Not every preacher, not every church, not every congregation opposes the rights of GLBT people — but far too many people believe that’s the case.
Religious leaders from across the country who support GLBT equality will join forces in Washington May 4 for ”Clergy Call for Justice and Equality 2009.”
Sharon Groves, the lesbian deputy director of Religion and Faith Programs at the Human Rights Campaign (HRC), the organization sponsoring the event, says the two-day meeting includes a conference, an interfaith celebration and a press conference on Capitol Hill.
”We will be asking our clergy that are coming to speak about hate-crime legislation and the Employment Non-Discrimination Act (ENDA),” she says, adding that those registered clergy number more than 300.

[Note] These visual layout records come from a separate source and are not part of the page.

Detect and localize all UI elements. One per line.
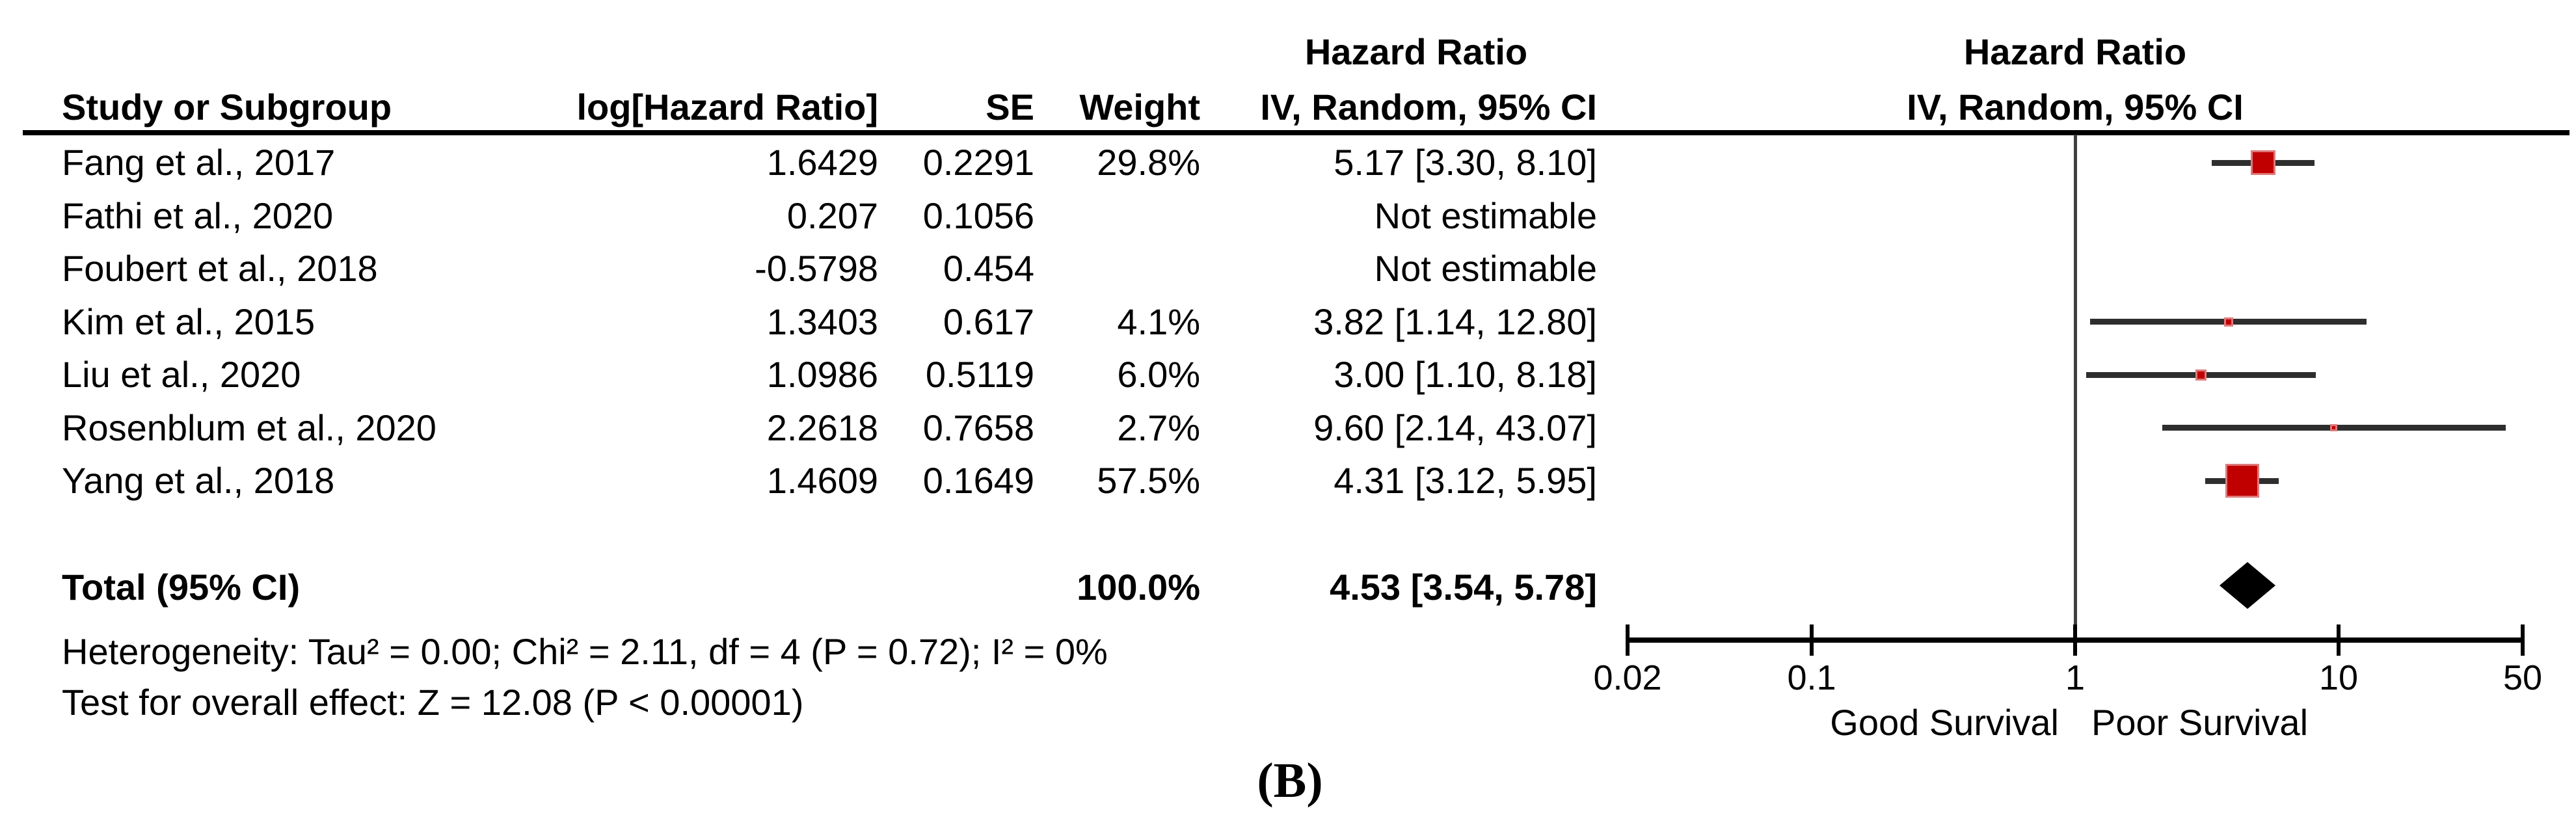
study-name: Rosenblum et al., 2020 — [62, 407, 436, 448]
heterogeneity-text: Heterogeneity: Tau² = 0.00; Chi² = 2.11,… — [62, 631, 1108, 672]
study-se: 0.7658 — [922, 407, 1034, 448]
study-log-hr: 2.2618 — [766, 407, 878, 448]
effect-size-square — [2225, 464, 2259, 498]
panel-label-b: (B) — [1257, 753, 1323, 808]
study-log-hr: 0.207 — [786, 195, 878, 236]
x-axis-tick — [1810, 624, 1814, 656]
column-header-iv-random-ci: IV, Random, 95% CI — [1260, 87, 1597, 127]
study-log-hr: 1.3403 — [766, 301, 878, 342]
study-se: 0.617 — [943, 301, 1034, 342]
total-row-ci: 4.53 [3.54, 5.78] — [1330, 567, 1597, 608]
column-header-se: SE — [986, 87, 1034, 127]
axis-label-poor-survival: Poor Survival — [2091, 702, 2309, 743]
stats-hazard-ratio-title: Hazard Ratio — [1304, 31, 1528, 72]
study-hr-ci: 4.31 [3.12, 5.95] — [1334, 460, 1597, 501]
study-log-hr: -0.5798 — [755, 248, 878, 289]
study-se: 0.454 — [943, 248, 1034, 289]
x-axis-tick-label: 10 — [2318, 658, 2359, 697]
pooled-effect-diamond — [2220, 562, 2275, 609]
header-rule — [23, 130, 2569, 135]
column-header-weight: Weight — [1079, 87, 1200, 127]
study-weight — [1005, 247, 1200, 291]
study-name: Liu et al., 2020 — [62, 354, 301, 395]
column-header-log-hazard-ratio: log[Hazard Ratio] — [576, 87, 878, 127]
column-header-study: Study or Subgroup — [62, 87, 392, 127]
effect-size-square — [2251, 150, 2275, 175]
study-hr-ci: Not estimable — [1374, 195, 1597, 236]
study-se: 0.1649 — [922, 460, 1034, 501]
effect-size-square — [2195, 369, 2207, 381]
x-axis-tick — [2521, 624, 2525, 656]
study-name: Kim et al., 2015 — [62, 301, 315, 342]
study-name: Yang et al., 2018 — [62, 460, 335, 501]
study-se: 0.2291 — [922, 142, 1034, 183]
study-se: 0.1056 — [922, 195, 1034, 236]
study-hr-ci: Not estimable — [1374, 248, 1597, 289]
study-hr-ci: 9.60 [2.14, 43.07] — [1313, 407, 1597, 448]
study-name: Foubert et al., 2018 — [62, 248, 378, 289]
study-weight: 4.1% — [1117, 301, 1200, 342]
x-axis-tick-label: 50 — [2502, 658, 2543, 697]
plot-hazard-ratio-title: Hazard Ratio — [1963, 31, 2187, 72]
study-name: Fang et al., 2017 — [62, 142, 336, 183]
effect-size-square — [2330, 424, 2337, 431]
study-se: 0.5119 — [925, 354, 1034, 395]
x-axis-tick — [1626, 624, 1630, 656]
overall-effect-text: Test for overall effect: Z = 12.08 (P < … — [62, 682, 804, 723]
study-hr-ci: 3.00 [1.10, 8.18] — [1334, 354, 1597, 395]
study-log-hr: 1.0986 — [766, 354, 878, 395]
x-axis-tick-label: 1 — [2065, 658, 2086, 697]
total-row-label: Total (95% CI) — [62, 567, 301, 608]
x-axis-tick — [2337, 624, 2341, 656]
study-log-hr: 1.6429 — [766, 142, 878, 183]
x-axis-tick — [2073, 624, 2077, 656]
study-weight — [1005, 194, 1200, 238]
study-hr-ci: 5.17 [3.30, 8.10] — [1334, 142, 1597, 183]
study-weight: 6.0% — [1117, 354, 1200, 395]
plot-header-iv-random-ci: IV, Random, 95% CI — [1907, 87, 2244, 127]
x-axis-tick-label: 0.02 — [1593, 658, 1662, 697]
study-name: Fathi et al., 2020 — [62, 195, 334, 236]
study-log-hr: 1.4609 — [766, 460, 878, 501]
effect-size-square — [2224, 317, 2233, 327]
study-weight: 57.5% — [1097, 460, 1200, 501]
study-weight: 29.8% — [1097, 142, 1200, 183]
study-hr-ci: 3.82 [1.14, 12.80] — [1313, 301, 1597, 342]
axis-label-good-survival: Good Survival — [1830, 702, 2059, 743]
no-effect-reference-line — [2074, 135, 2077, 639]
x-axis-tick-label: 0.1 — [1787, 658, 1836, 697]
study-weight: 2.7% — [1117, 407, 1200, 448]
total-row-weight: 100.0% — [1077, 567, 1200, 608]
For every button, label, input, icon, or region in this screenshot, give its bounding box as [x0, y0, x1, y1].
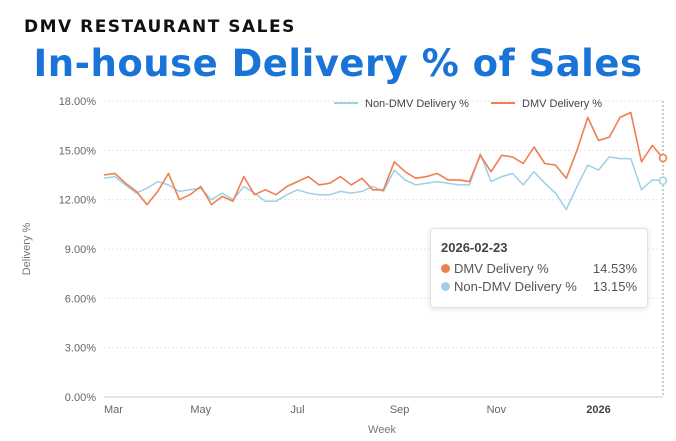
y-axis-ticks: 0.00% 3.00% 6.00% 9.00% 12.00% 15.00% 18.00% [59, 96, 97, 404]
series-line-non-dmv[interactable] [103, 152, 664, 211]
x-tick-label: Nov [487, 404, 507, 416]
y-tick-label: 3.00% [65, 343, 96, 355]
x-tick-label: May [190, 404, 211, 416]
y-axis-label: Delivery % [21, 223, 33, 276]
tooltip-date: 2026-02-23 [441, 240, 508, 255]
y-tick-label: 6.00% [65, 293, 96, 305]
x-tick-label: Sep [390, 404, 410, 416]
grid-lines [104, 100, 664, 398]
legend-label[interactable]: Non-DMV Delivery % [365, 98, 469, 110]
tooltip-row-non-dmv: Non-DMV Delivery % 13.15% [441, 279, 637, 295]
tooltip-series-value: 13.15% [592, 279, 637, 294]
report-header: DMV RESTAURANT SALES [24, 17, 296, 37]
tooltip-series-name: DMV Delivery % [454, 261, 549, 276]
y-tick-label: 12.00% [59, 195, 97, 207]
y-tick-label: 0.00% [65, 392, 96, 404]
non-dmv-dot-icon [441, 282, 450, 291]
tooltip-row-dmv: DMV Delivery % 14.53% [441, 261, 637, 277]
y-tick-label: 18.00% [59, 96, 97, 108]
x-tick-label: Jul [290, 404, 304, 416]
x-axis-label: Week [368, 424, 396, 436]
x-tick-label: 2026 [586, 404, 610, 416]
hover-tooltip: 2026-02-23 DMV Delivery % 14.53% Non-DMV… [430, 228, 648, 308]
hover-point[interactable] [658, 153, 668, 163]
hover-point[interactable] [658, 176, 668, 186]
x-tick-label: Mar [104, 404, 123, 416]
legend: Non-DMV Delivery % DMV Delivery % [334, 98, 602, 110]
y-tick-label: 9.00% [65, 244, 96, 256]
series-line-dmv[interactable] [103, 111, 664, 206]
tooltip-series-value: 14.53% [592, 261, 637, 276]
legend-label[interactable]: DMV Delivery % [522, 98, 602, 110]
tooltip-series-name: Non-DMV Delivery % [454, 279, 577, 294]
dmv-dot-icon [441, 264, 450, 273]
x-axis-ticks: Mar May Jul Sep Nov 2026 [104, 404, 611, 416]
y-tick-label: 15.00% [59, 145, 97, 157]
page-title: In-house Delivery % of Sales [33, 42, 643, 85]
series-lines [103, 111, 668, 211]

The Capitol Hill showing will take place on May 5, just six days after U.S. House of Representatives approved hate-crime legislation that is now headed to the Senate. The same day, a large group of pastors and others opposing marriage equality are expected at a different District venue, the City Council chambers, to show opposition to recent Council moves toward equality.
”They’re allowed to do that,” Groves says, ”but they aren’t the only voice in town — or in the country.”
Thinking of religious voices on GLBT issues as the voices of the religious right, she says, is an image people have had ”for way too long.”
Groves says HRC hopes to confront that conventional wisdom with Clergy Call, particularly with Monday night’s interfaith celebration, ”Advocacy from a Spirit of Abundance,” at the Calvary Baptist Church in the Penn Quarter neighborhood.
”If you tend to look at the arguments that get used against LGBT people, there’s often a faith component to it,” Grove says, pointing to the need to talk to many people within the context of their faith. The conference is ”about really showing that there is this movement out there, there are religious leaders all over this country, from all different faiths, that are really kind of sick and tired of the Christian right claiming to be the voice of religion on LGBT issues, because it’s just not true.”
One of those leaders is Darlene Nipper, who will speak at the interfaith celebration. Nipper is prominent in the metropolitan D.C. GLBT community as an interfaith minister and as the former director of the Mayor’s Office of LGBT Affairs. Today, she’s the deputy executive director of the National Gay and Lesbian Task Force — and an ordained minister.
”It’s important for people of faith who support full equality for all people to come forth, to stand up and let people see us, and recognize that there are people of faith who do support full equality for LGBT people,” says Nipper.
Others scheduled to join Nipper during the interfaith celebration are: Rev. John H. Thomas, general minister and president of the United Church of Christ at the General Synod in Providence, R.I.; Bishop Yvette Flunder, the presiding bishop of Refuge Ministries; Rev. Amy Butler of the Calvary Baptist Church; Saria Idana, a poet, musician, dancer and arts educator; Rev. Louise Green from All Souls Church, Unitarian, in Columbia Heights; Rabbi Toby Manewith, who starts her tenure at the local Bet Mishpachah GLBT congregation July 1; and the Metropolitan Community Church Gospel Choir.
Nipper plans to talk about the theme of the celebration, ”Advocacy from a Spirit of Abundance,” from a Buddhist perspective.
”I was raised Catholic, and like all good Catholics I’ve converted,” she laughs. ”I’ve always been a questioning personÂ… and over the last 20 years or so, I’ve been rooted in meditation as the primary practice of my spiritual practice.”
Nipper says she finds that meditating daily helps her when dealing with issues of controversy and conflict.
”There’s something very centering about just going within and sitting quietly and sort of tapping into something that’s not seen, but that you can feel. My experience has been that when I do that, I can feel the abundance that is being talked about.”